En adoptant tel quel et par 530 voix pour, 61 contre et 14 abstentions le rapport de M. Nils LUNDGREN (IND/DEM, SE), le Parlement se rallie totalement à la position de sa commission du contrôle budgétaire et octroie la décharge au Conseil pour l’exécution de son budget 2004. Ce faisant, le Parlement présente une série d’observations accompagnant la procédure de décharge. Les principaux points de cette résolution peuvent se résumer comme suit :

-       Gestion financière : le Parlement constate que le Conseil a géré en 2004 un budget de 541.916.200 EUR, dont le taux d'exécution s'élève à 98,1 %. Il constate dans la foulée que le Conseil n'avait toujours pas établi en 2004 des normes de contrôle interne comme suite à l'adoption, en juin 2002, du nouveau règlement financier. Pour le Parlement, il importe que le Conseil se conforme à la feuille de route pour un cadre de contrôle interne intégré et donne l'exemple en la matière.

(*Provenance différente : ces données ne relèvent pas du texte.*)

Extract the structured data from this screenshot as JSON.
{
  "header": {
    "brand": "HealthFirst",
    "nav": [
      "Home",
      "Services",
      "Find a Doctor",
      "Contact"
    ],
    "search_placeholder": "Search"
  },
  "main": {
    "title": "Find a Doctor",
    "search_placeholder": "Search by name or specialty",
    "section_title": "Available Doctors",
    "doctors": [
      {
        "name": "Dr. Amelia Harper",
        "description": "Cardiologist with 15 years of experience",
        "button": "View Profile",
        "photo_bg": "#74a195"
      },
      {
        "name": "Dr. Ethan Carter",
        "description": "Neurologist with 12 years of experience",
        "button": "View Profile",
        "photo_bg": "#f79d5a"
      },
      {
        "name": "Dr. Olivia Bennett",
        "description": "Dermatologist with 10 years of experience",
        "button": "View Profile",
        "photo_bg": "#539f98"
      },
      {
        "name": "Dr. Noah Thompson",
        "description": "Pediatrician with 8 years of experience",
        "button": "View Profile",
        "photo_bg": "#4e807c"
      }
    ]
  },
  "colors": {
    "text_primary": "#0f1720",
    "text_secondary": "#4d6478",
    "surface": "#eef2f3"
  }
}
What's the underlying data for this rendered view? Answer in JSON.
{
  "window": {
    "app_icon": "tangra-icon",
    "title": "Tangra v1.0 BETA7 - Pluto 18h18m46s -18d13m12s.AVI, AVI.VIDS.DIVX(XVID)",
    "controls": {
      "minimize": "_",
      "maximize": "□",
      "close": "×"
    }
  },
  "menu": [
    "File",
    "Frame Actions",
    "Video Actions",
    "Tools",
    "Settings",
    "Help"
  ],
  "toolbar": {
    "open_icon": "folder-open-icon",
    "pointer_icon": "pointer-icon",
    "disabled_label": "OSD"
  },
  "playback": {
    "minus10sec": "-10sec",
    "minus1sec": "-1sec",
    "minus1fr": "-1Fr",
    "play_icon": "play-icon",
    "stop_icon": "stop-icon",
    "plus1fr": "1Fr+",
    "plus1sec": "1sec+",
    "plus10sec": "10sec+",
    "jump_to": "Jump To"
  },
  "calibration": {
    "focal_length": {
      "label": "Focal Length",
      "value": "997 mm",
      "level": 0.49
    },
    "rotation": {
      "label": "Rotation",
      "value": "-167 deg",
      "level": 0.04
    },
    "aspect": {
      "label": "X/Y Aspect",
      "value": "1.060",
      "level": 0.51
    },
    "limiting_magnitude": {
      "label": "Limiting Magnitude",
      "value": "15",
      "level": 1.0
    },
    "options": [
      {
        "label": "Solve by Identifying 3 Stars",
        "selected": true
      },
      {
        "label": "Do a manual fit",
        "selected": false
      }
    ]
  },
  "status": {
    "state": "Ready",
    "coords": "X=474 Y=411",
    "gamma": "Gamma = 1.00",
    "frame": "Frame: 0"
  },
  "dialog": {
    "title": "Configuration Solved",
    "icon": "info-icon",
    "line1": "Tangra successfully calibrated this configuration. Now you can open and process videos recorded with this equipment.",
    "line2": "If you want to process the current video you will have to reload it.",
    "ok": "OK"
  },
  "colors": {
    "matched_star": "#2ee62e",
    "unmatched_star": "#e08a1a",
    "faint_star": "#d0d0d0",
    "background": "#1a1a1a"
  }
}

Se focalisant sur la technique, amplement utilisée par le Conseil, des « virements de ramassage en fin d'exercice » pour couvrir par anticipation ses dépenses immobilières (bâtiment LEX), le Parlement indique que cette opération s'est traduite par une augmentation de 333% de la somme initialement prévue au budget (58,449 mios EUR au lieu de 13,5 mios EUR). De même, il relève une augmentation de 225% du crédit initial destiné aux conseillers spéciaux dans le domaine de la PESC. Parallèlement, le Parlement réitère son observation selon laquelle les budgets des autres institutions devraient couvrir les dépenses administratives;

-       Dépenses particulières de l’Institution : le Parlement note que le Conseil conduit actuellement un projet de construction du bâtiment LEX pour un coût estimatif de 233 mios EUR (prix de 2003) ;

-       Transparence : le Parlement demande plus de clarté dans les dépenses consacrées au coordinateur de la lutte contre le terrorisme de l'UE et celles que celui–ci engage. Il rappelle que, par principe, la Commission peut seule engager des dépenses opérationnelles. Il appelle également le Conseil à améliorer sa capacité à établir des rapports, en présentant sans tarder à l'autorité de décharge, comme toutes les autres institutions - y compris le Parlement - un rapport annuel d'activité afin de contribuer à rendre les institutions européennes plus transparentes. Il rappelle au passage que le Conseil a décliné, par lettre du 18 novembre 2004 relative à la procédure de décharge 2003, une invitation à assister à une réunion de la commission du contrôle budgétaire adressée par référence au Gentlemen's Agreement du 22 avril 1970 et qu’il s'est d’ailleurs montré peu disposé, les années précédentes, à fournir autre chose que des réponses minimales au questionnaire que la commission du contrôle budgétaire a transmis sur la préparation de sa décision de décharge. En conséquence, le Parlement enjoint le Conseil à favoriser le dialogue interinstitutionnel et demande à sa commission du contrôle budgétaire d’élargir le champ des participants à d'autres députés souhaitant prendre part à ce dialogue informel.